Choose your weapons. Unless you’re simply going to be a producer, who only needs a mobile phone (tongue in cheek), then you need to consider your kit choices wisely. When it comes to editing, you’ll want to make sure the computer you use has a decent set of RAM (go with at least 16GB), some good processing power and a healthy graphics card. You’ll find these specs in top end PC and Mac computers. If you’re going to buy second hand, try to keep the model less than two years old, you don’t want to buy a tired computer on its last legs. For camera kit, purchase what you can afford or what you think will see a return within a two year period. It’s wise to see what demand there is for certain cameras at the time you choose to purchase because this will lead to increased odds of obtaining work specifically for the camera you select. Consider either a prime lens set or a good zoom lens (maybe a set or a solid single) with a useful range. Here’s a simple consideration for a solid “one-man-band” setup:
- Editing Software
- External Hard-drives
- Lens set
- Audio Recorder (if camera can’t handle audio well)

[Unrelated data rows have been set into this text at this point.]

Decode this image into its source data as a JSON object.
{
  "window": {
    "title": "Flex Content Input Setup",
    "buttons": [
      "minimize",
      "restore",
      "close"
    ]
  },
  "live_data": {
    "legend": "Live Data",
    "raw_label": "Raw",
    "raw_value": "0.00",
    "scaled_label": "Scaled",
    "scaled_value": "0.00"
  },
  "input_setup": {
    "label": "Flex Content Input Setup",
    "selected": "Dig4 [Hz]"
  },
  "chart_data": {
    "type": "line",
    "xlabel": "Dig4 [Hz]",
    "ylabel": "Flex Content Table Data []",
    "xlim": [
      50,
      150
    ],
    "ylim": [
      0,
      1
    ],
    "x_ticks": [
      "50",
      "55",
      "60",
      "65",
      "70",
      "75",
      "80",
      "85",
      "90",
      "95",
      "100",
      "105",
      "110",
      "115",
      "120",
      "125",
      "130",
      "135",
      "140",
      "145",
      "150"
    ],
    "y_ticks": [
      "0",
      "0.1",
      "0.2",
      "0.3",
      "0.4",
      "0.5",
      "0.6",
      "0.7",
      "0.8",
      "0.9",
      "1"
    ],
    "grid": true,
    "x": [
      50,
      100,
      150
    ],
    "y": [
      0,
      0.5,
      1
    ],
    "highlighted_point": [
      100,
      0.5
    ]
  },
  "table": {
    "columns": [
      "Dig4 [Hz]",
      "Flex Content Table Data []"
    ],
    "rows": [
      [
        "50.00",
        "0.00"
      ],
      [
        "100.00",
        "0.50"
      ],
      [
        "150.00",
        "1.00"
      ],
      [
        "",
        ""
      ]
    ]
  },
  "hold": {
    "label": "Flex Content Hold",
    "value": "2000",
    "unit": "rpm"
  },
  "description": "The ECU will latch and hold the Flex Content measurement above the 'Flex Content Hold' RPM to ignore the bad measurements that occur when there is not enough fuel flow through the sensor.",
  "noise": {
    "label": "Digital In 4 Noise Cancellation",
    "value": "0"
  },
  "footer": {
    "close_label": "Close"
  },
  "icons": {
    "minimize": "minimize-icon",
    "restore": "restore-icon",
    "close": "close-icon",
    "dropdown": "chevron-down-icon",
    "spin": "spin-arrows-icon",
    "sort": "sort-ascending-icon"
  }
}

Be prepared for this to cost you anything between £2,000 and £20,000 (without going into super high end kit) so again, work out what you need and plan this sensibly. Painful, we know, but totally worth it once you see those jobs flying in.
Networking. This doesn’t need to consist of a room full of men in suits, shaking hands and passing around ivory white business cards. You’ll be surprised how fun networking is these days, go into it with an open mind. Get yourself out there, attend events, attend meet ups, join groups, apply for lots and lots of freelance roles, apply for full-time roles and during the interview explain that you’re freelance and would equally like to offer that service. Be bold, be confident, don’t be arrogant and don’t be complacent.
The price is right. A difficult area for any wannabe freelancer, how and where do I price? Some people go off the theory of a project basis that if you decided you were happy with say £30,000 a year and you expected two projects a month than you need to divide accordingly: £30,000 / 12 = £2,500 / 2 = £1,250, hay presto, a project rate to achieve. Not an exact science of course but it helps you plan and price accordingly compared to what you require to earn (be realistic!). Another way of looking at it is simply with a day and half day rate for you and your kit. Make sure you remember to cover the costs you miss out on whilst being freelance, such as pension contributions, holiday entitlement/pay, etc. Whilst we’re on money, clue yourself up on what you can expense and keep those receipts, you’ll need them when it comes to claiming back against your earnings.
Showreel. Whatever you’ve shot/produced that you’re proud of, that shows the breadth of work you’ve completed and that would be of interest to the type of clients you want, throw it all into a nice 90-120 second punchy edit we all call a showreel. Use this showreel to boost your online presence and to demonstrate what you’ve done and what you’re capable of doing next. It should grab the attention of the viewer whilst leaving enough intrigue for them to want to contact you or hire you on their next job.
These tips will help you navigate yourself through those early days of freelancing but for me it’s largely down to determination and being a decent person to everyone you work with and meet. Many of the clients and peers you’ll soon gather may end up being friends of yours. Oh, and of course, do the job and do it to the best of your ability.